The conditions of the bond are as follows: “The condition of this obligation is such that the said Sarkis Meloian shall pay and cause to discharge all the outstanding water liens now upon said property in or within one and a half (1)4) years from this date, which liens appear of record as follows: [here follows a list of such liens] . . . and indemnify the said mortgagee, Rebecca Leshefsky, Administratrix as aforesaid from any and all damages, claims, expenses and counsel fees, which the said Rebecca Leshefsky, Administratrix as aforesaid, may be put to as a result of any action brought by the City of Boston to enforce water liens now outstanding against said property, for any unpaid and outstanding water bills contracted up to the present time against the above-described property, and further that said Sarkis Meloian will pay or cause to pay the outstanding real estate tax assessed as against said property hereinbefore mentioned for the year 1929 upon which there remains to be paid approximately the sum of Three Hundred ($300) Dollars together with interest and costs, which payment is to be made on or before April 20th, 1930. This bond is upon the further condition that if the mortgage hereinbefore described held by the said Rebecca Leshefsky, Administratrix as aforesaid, is paid off in full then this obligation to be null and void otherwise to remain in full force and -effect.
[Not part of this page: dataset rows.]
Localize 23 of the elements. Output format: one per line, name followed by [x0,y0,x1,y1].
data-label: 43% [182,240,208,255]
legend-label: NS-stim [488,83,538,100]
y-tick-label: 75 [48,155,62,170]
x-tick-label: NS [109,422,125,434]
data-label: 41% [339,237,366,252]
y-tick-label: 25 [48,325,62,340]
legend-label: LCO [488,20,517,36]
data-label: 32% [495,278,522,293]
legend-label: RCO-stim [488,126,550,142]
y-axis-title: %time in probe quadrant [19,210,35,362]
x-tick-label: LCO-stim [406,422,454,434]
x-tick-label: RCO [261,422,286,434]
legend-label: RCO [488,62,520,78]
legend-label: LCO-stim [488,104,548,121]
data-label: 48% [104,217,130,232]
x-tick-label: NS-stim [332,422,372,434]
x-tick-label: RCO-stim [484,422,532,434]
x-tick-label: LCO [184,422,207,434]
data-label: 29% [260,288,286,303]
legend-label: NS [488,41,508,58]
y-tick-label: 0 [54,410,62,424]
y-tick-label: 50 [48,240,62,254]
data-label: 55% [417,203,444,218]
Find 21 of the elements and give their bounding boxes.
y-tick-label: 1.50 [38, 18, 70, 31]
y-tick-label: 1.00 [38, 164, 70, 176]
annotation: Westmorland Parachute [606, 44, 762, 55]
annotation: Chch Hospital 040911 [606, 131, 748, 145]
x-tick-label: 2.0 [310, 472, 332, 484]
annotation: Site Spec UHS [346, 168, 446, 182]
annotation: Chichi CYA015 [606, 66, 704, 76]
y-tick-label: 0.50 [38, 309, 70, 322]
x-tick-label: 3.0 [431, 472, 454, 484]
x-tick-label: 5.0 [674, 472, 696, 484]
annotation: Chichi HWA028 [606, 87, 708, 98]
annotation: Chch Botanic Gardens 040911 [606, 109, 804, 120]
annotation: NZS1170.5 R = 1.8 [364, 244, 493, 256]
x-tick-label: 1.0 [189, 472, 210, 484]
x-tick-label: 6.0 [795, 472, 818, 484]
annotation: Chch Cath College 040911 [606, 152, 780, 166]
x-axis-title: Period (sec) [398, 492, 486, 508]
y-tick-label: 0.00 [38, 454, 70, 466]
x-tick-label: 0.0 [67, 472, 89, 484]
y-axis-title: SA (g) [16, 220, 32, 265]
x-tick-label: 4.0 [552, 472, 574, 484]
This bond is upon the further condition that the acceptance of the bond by the mortgagee, Rebecca Leshefsky, Administratrix as aforesaid, shall in no way constitute a defense or waiver to any action which she may take or entry she may make as holder of the mortgage for any breach of condition or conditions of the mortgage that may arise or now exists other than the non-payment of the 1929 taxes hereinbefore described or liens for water, if any.”